In the United States alone, cigarette smoking accounts for more deaths annually than HIV, illegal drugs, alcohol, motor vehicle injuries, suicides, and murders combined. It’s the primary causal factor for at least 30% of all cancer deaths and can lead to multiple kinds of cancer, including bladder, cervical, esophageal, head and neck, kidney, liver, lung, pancreatic, and stomach, as well as myeloid leukemia. According to the Centers for Disease Control and Prevention, the health care expenditures and productivity losses due to smoking cost the economy approximately $193 billion per year.
In this paper, Afzal and colleagues measured plasma vitamin D levels in blood samples collected from 1981 to 1983 from 10,000 Danes from the general population. Researchers then followed the study participants for up to 28 years through the Danish Cancer Registry. Of the participants, 1,081 eventually developed a tobacco-related cancer. The authors determined that the median vitamin D concentration among these participants was only 14.8 ng/mL vs. the higher 16.4 ng/mL median concentration found for all participants together.

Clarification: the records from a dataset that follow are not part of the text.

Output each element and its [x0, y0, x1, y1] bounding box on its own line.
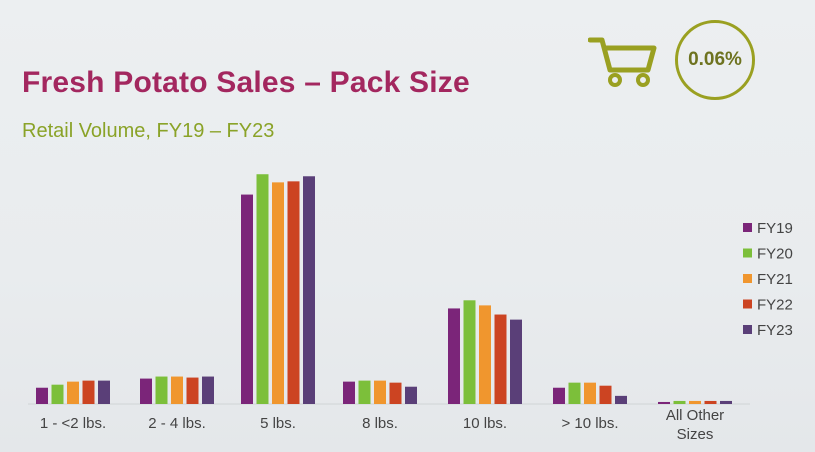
category-label: > 10 lbs.: [561, 415, 618, 432]
legend-swatch-fy19: [743, 223, 752, 232]
bar-fy22-2: [287, 181, 300, 404]
legend-label-fy20: FY20: [757, 246, 793, 263]
bar-fy21-5: [584, 382, 596, 404]
bar-fy21-1: [171, 376, 183, 404]
category-label: 2 - 4 lbs.: [148, 415, 206, 432]
bar-fy22-5: [599, 385, 612, 404]
bar-fy20-1: [155, 376, 168, 404]
bars-group: [36, 174, 732, 404]
bar-fy23-1: [202, 376, 214, 404]
bar-fy20-3: [358, 380, 371, 404]
bar-fy19-6: [658, 401, 670, 404]
bar-fy23-3: [405, 386, 417, 404]
bar-fy23-5: [615, 395, 627, 404]
bar-fy19-0: [36, 387, 48, 404]
category-label: 5 lbs.: [260, 415, 296, 432]
bar-fy20-4: [463, 300, 476, 404]
legend: FY19 FY20 FY21 FY22 FY23: [743, 220, 793, 339]
bar-fy21-0: [67, 381, 79, 404]
bar-fy20-2: [256, 174, 269, 404]
bar-fy19-5: [553, 387, 565, 404]
bar-fy22-0: [82, 380, 95, 404]
category-label: 1 - <2 lbs.: [40, 415, 106, 432]
legend-swatch-fy20: [743, 248, 752, 258]
bar-fy23-2: [303, 176, 315, 404]
legend-swatch-fy22: [743, 299, 752, 309]
bar-fy20-5: [568, 382, 581, 404]
bar-fy21-4: [479, 305, 491, 404]
category-labels: 1 - <2 lbs. 2 - 4 lbs. 5 lbs. 8 lbs. 10 lbs.…: [40, 407, 724, 443]
legend-label-fy22: FY22: [757, 297, 793, 314]
legend-label-fy23: FY23: [757, 322, 793, 339]
bar-fy23-4: [510, 319, 522, 404]
bar-fy21-6: [689, 400, 701, 404]
bar-fy19-1: [140, 378, 152, 404]
bar-fy23-0: [98, 380, 110, 404]
category-label: 8 lbs.: [362, 415, 398, 432]
bar-fy22-3: [389, 382, 402, 404]
legend-label-fy19: FY19: [757, 220, 793, 237]
bar-fy19-4: [448, 308, 460, 404]
bar-fy19-3: [343, 381, 355, 404]
shopping-cart-icon: [588, 37, 657, 87]
bar-fy20-6: [673, 400, 686, 404]
legend-label-fy21: FY21: [757, 271, 793, 288]
bar-fy22-1: [186, 377, 199, 404]
bar-fy19-2: [241, 194, 253, 404]
bar-fy22-6: [704, 400, 717, 404]
bar-fy21-2: [272, 182, 284, 404]
category-label: All Other Sizes: [666, 407, 724, 443]
bar-fy22-4: [494, 314, 507, 404]
chart-subtitle: Retail Volume, FY19 – FY23: [22, 120, 275, 142]
page-title: Fresh Potato Sales – Pack Size: [22, 66, 470, 99]
bar-fy21-3: [374, 380, 386, 404]
bar-fy23-6: [720, 400, 732, 404]
legend-swatch-fy21: [743, 274, 752, 283]
bar-fy20-0: [51, 384, 64, 404]
category-label: 10 lbs.: [463, 415, 507, 432]
legend-swatch-fy23: [743, 325, 752, 334]
stat-badge: 0.06%: [675, 20, 755, 100]
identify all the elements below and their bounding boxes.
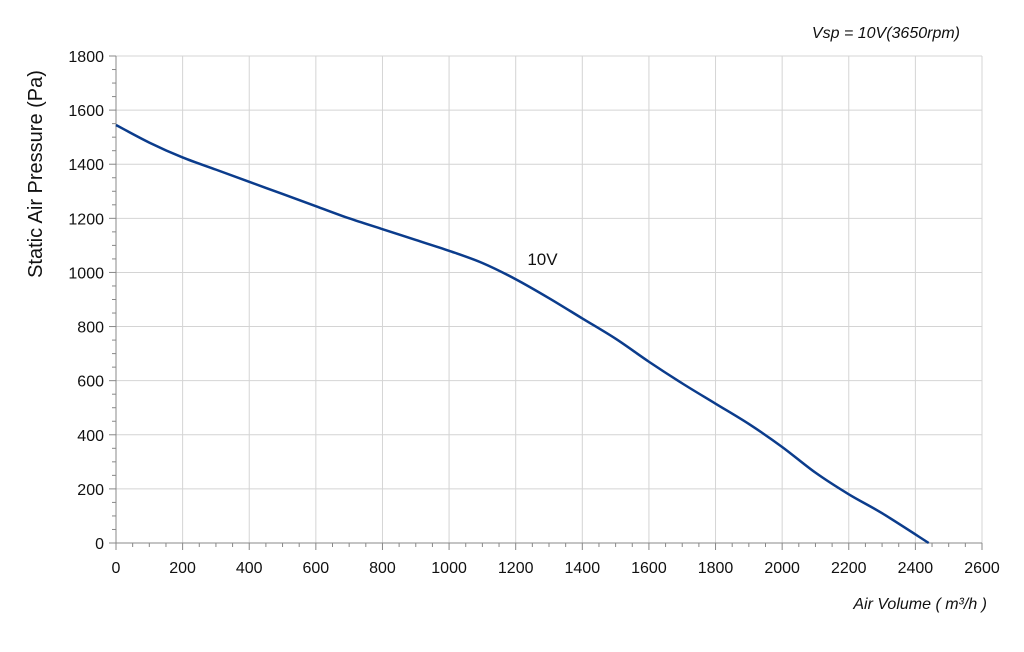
minor-ticks	[109, 55, 983, 550]
x-tick-label: 2200	[831, 560, 867, 577]
series-group	[115, 123, 930, 545]
x-tick-label: 0	[112, 560, 121, 577]
x-tick-label: 600	[302, 560, 329, 577]
y-axis-title: Static Air Pressure (Pa)	[25, 70, 47, 278]
y-tick-label: 1400	[68, 157, 104, 174]
x-tick-label: 2000	[764, 560, 800, 577]
x-tick-label: 2600	[964, 560, 1000, 577]
x-axis-title: Air Volume ( m³/h )	[852, 596, 987, 613]
x-tick-label: 200	[169, 560, 196, 577]
y-tick-label: 1800	[68, 49, 104, 66]
x-tick-label: 1800	[698, 560, 734, 577]
x-tick-labels: 0 200 400 600 800 1000 1200 1400 1600 1800 2000 220…	[112, 560, 1000, 577]
y-tick-label: 800	[77, 320, 104, 337]
y-tick-label: 0	[95, 536, 104, 553]
chart-title: Vsp = 10V(3650rpm)	[812, 25, 960, 42]
y-tick-label: 200	[77, 482, 104, 499]
x-tick-label: 2400	[898, 560, 934, 577]
y-tick-label: 1200	[68, 211, 104, 228]
y-tick-label: 400	[77, 428, 104, 445]
x-tick-label: 1000	[431, 560, 467, 577]
series-line-10v	[115, 123, 930, 545]
annotations: 10V	[527, 250, 558, 269]
y-tick-label: 1000	[68, 265, 104, 282]
x-tick-label: 1200	[498, 560, 534, 577]
axes	[115, 56, 982, 544]
x-tick-label: 1600	[631, 560, 667, 577]
x-tick-label: 1400	[565, 560, 601, 577]
x-tick-label: 400	[236, 560, 263, 577]
y-tick-label: 1600	[68, 103, 104, 120]
x-tick-label: 800	[369, 560, 396, 577]
y-tick-labels: 0 200 400 600 800 1000 1200 1400 1600 1800	[68, 49, 104, 553]
series-annotation-label: 10V	[527, 250, 558, 269]
y-tick-label: 600	[77, 374, 104, 391]
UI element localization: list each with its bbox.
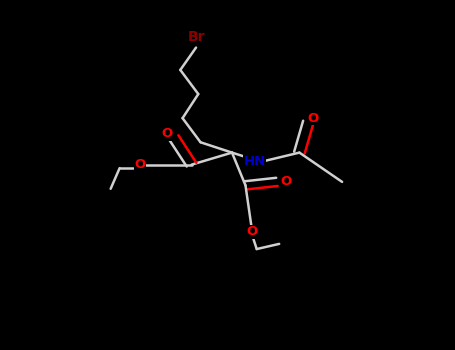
- Text: O: O: [134, 158, 146, 171]
- Text: O: O: [161, 127, 172, 140]
- Text: HN: HN: [243, 155, 266, 168]
- Text: O: O: [280, 175, 292, 188]
- Text: O: O: [247, 225, 258, 238]
- Text: Br: Br: [187, 30, 205, 44]
- Text: O: O: [307, 112, 318, 125]
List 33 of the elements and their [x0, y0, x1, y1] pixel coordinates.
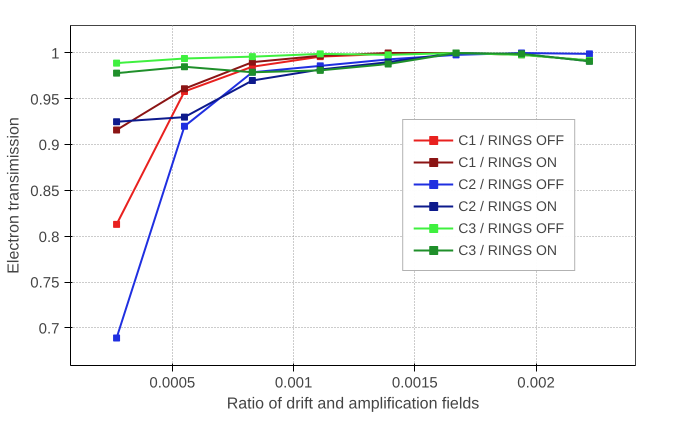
point [113, 126, 120, 134]
legend-label: C1 / RINGS OFF [458, 132, 564, 148]
legend-label: C3 / RINGS OFF [458, 220, 564, 236]
point [586, 50, 593, 58]
legend-label: C1 / RINGS ON [458, 154, 557, 170]
legend-label: C2 / RINGS ON [458, 198, 557, 214]
y-tick-label: 0.9 [38, 137, 60, 154]
point [248, 76, 256, 84]
point [113, 334, 120, 342]
x-axis-title: Ratio of drift and amplification fields [226, 396, 480, 412]
legend-label: C3 / RINGS ON [458, 242, 557, 258]
point [180, 114, 188, 121]
x-tick-label: 0.001 [274, 374, 312, 392]
y-tick-label: 0.7 [38, 320, 60, 338]
point [113, 70, 120, 77]
y-tick-label: 0.75 [30, 274, 60, 292]
point [180, 122, 188, 130]
y-tick-label: 0.85 [30, 182, 60, 200]
point [180, 85, 188, 92]
y-tick-label: 0.95 [30, 91, 60, 108]
point [248, 53, 256, 60]
y-tick-label: 0.8 [38, 228, 60, 246]
legend-label: C2 / RINGS OFF [458, 176, 564, 192]
x-tick-label: 0.0015 [392, 374, 438, 392]
x-tick-label: 0.002 [517, 374, 555, 392]
point [180, 54, 188, 62]
point [113, 220, 120, 228]
point [180, 63, 188, 70]
y-tick-label: 1 [51, 45, 60, 62]
point [113, 118, 120, 126]
y-axis-title: Electron transimission [5, 117, 22, 274]
point [113, 60, 120, 67]
x-tick-label: 0.0005 [149, 374, 196, 392]
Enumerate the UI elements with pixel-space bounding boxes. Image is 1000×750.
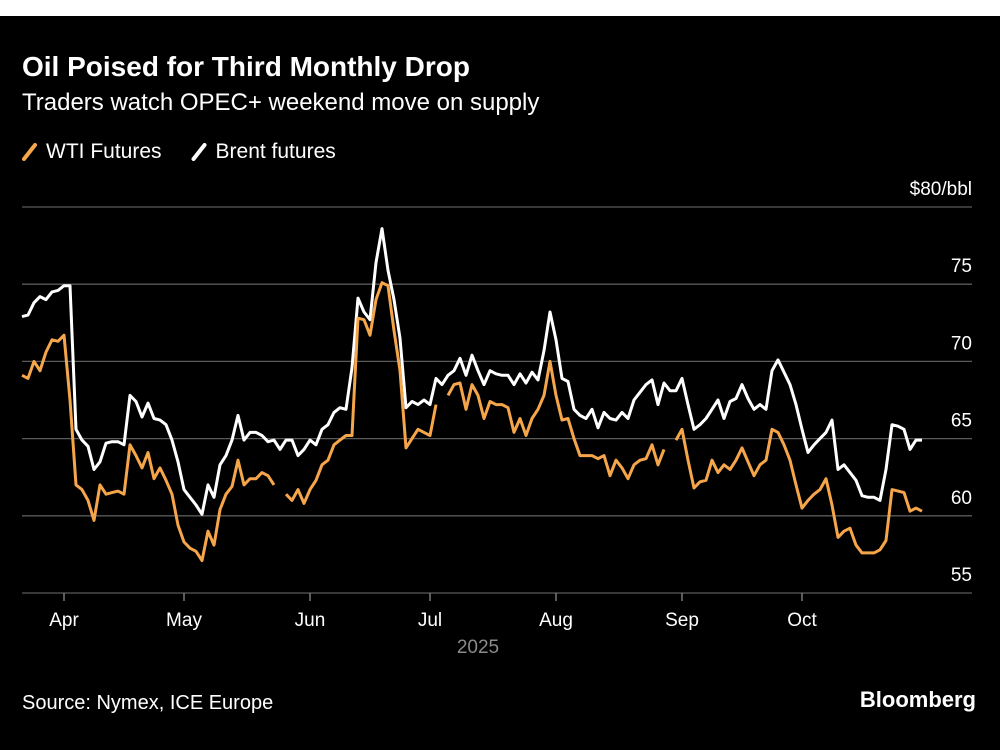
legend-swatch (22, 143, 37, 161)
x-tick-label: Jun (295, 610, 326, 631)
x-tick-label: Oct (787, 610, 817, 631)
y-tick-label: 60 (951, 488, 972, 509)
top-band (0, 0, 1000, 16)
background (0, 16, 1000, 750)
chart-title: Oil Poised for Third Monthly Drop (22, 51, 470, 82)
y-tick-label: 65 (951, 411, 972, 432)
series-line (21, 281, 923, 563)
legend-swatch (191, 143, 207, 161)
brand: Bloomberg (860, 687, 976, 712)
chart-subtitle: Traders watch OPEC+ weekend move on supp… (22, 89, 539, 116)
x-tick-label: Aug (539, 610, 573, 631)
series-line (21, 227, 922, 516)
source: Source: Nymex, ICE Europe (22, 692, 273, 714)
legend-label: WTI Futures (46, 140, 162, 163)
x-axis-label: 2025 (457, 637, 499, 658)
x-tick-label: Sep (665, 610, 699, 631)
legend-label: Brent futures (216, 140, 336, 163)
x-tick-label: Apr (49, 610, 79, 631)
y-tick-label: 70 (951, 333, 972, 354)
y-tick-label: 75 (951, 256, 972, 277)
x-tick-label: Jul (418, 610, 442, 631)
x-tick-label: May (166, 610, 202, 631)
y-tick-label: 55 (951, 565, 972, 586)
y-tick-label: $80/bbl (910, 179, 972, 200)
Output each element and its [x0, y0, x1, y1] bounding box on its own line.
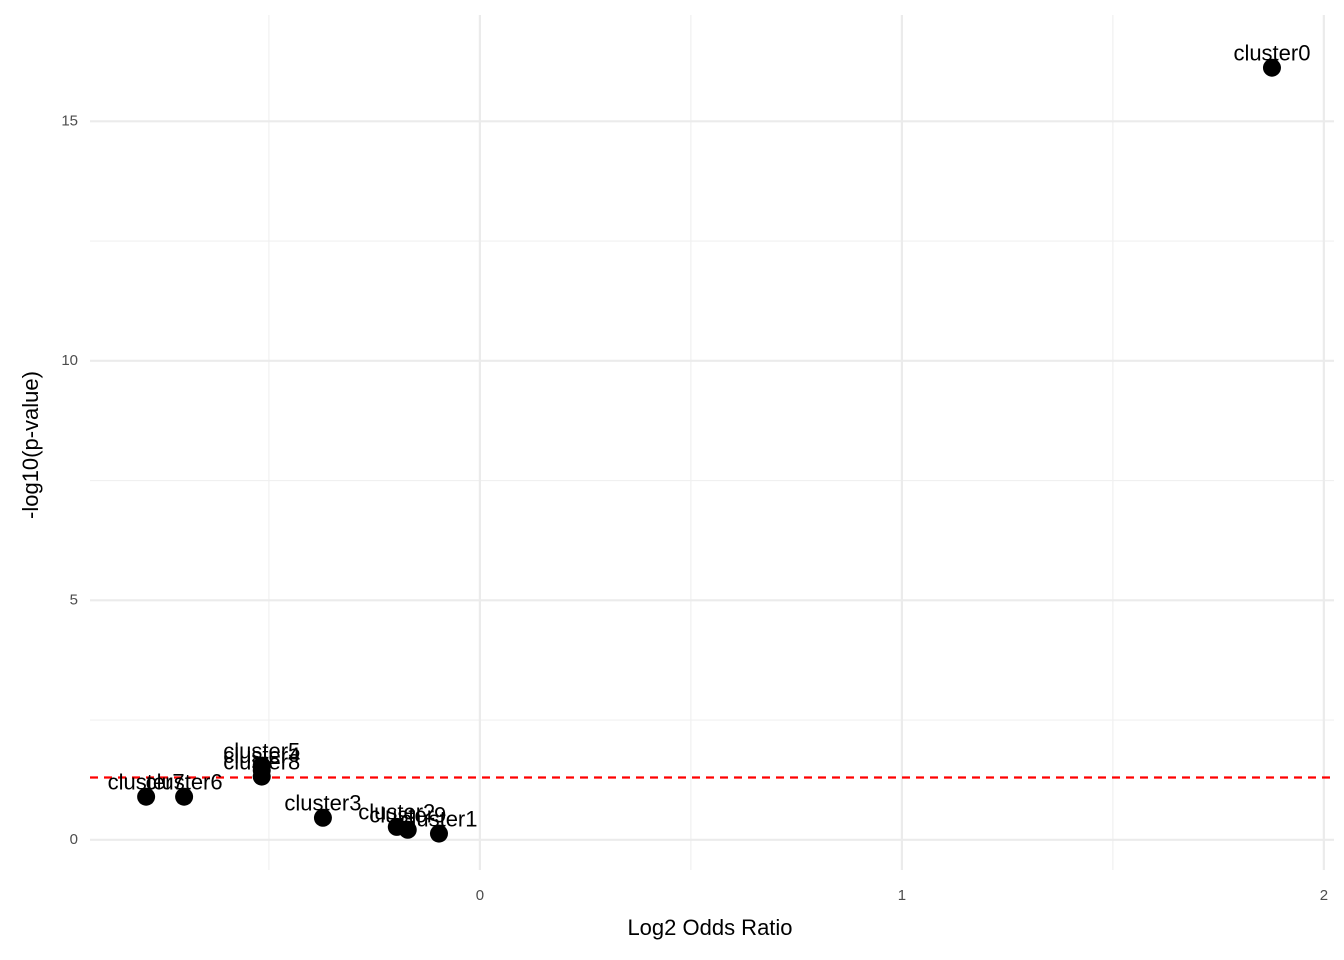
point-label: cluster6 — [146, 770, 223, 795]
y-tick-label: 0 — [70, 831, 78, 848]
point — [137, 787, 156, 806]
point — [175, 787, 194, 806]
point-label: cluster8 — [223, 749, 300, 774]
point — [1262, 58, 1281, 77]
x-tick-label: 0 — [476, 887, 484, 904]
point-label: cluster7 — [108, 770, 185, 795]
y-tick-label: 5 — [70, 591, 78, 608]
point-label: cluster0 — [1233, 41, 1310, 66]
point — [252, 767, 271, 786]
x-tick-label: 2 — [1320, 887, 1328, 904]
point — [429, 824, 448, 843]
point-label: cluster5 — [223, 738, 300, 763]
point-label: cluster1 — [400, 806, 477, 831]
point-label: cluster2 — [358, 800, 435, 825]
point — [398, 820, 417, 839]
point-label: cluster4 — [223, 743, 300, 768]
y-axis-title: -log10(p-value) — [18, 371, 43, 519]
y-tick-label: 15 — [61, 112, 78, 129]
x-axis-title: Log2 Odds Ratio — [627, 915, 792, 940]
point — [313, 808, 332, 827]
point-label: cluster3 — [284, 791, 361, 816]
point-label: cluster9 — [369, 803, 446, 828]
y-tick-label: 10 — [61, 352, 78, 369]
x-tick-label: 1 — [898, 887, 906, 904]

These results show for the first time that the risk of tobacco-related cancers as a group is associated with lower concentrations of vitamin D. The data also indicate that tobacco smoke chemicals may influence vitamin D metabolism and function, while vitamin D may conversely modify the carcinogenicity of tobacco smoke chemicals. If further research confirms this, it would be consistent with previous studies demonstrating the antitumorigenic effects of vitamin D derivatives as well as the correlation of vitamin D deficiency with favorable cancer-forming conditions and increased susceptibility to tobacco smoke carcinogens. Interestingly, though, low vitamin D levels weren’t connected with risk of other cancer types.
“Our analyses show that the association between lower concentrations of plasma vitamin D and higher risk of cancer may be driven by tobacco-related cancer as a group, which hasn’t been shown before,” author Børge G. Nordestgaard, MD, DMSc, stated in the paper. “This is important for future studies investigating the association between plasma vitamin D and risk of cancer.”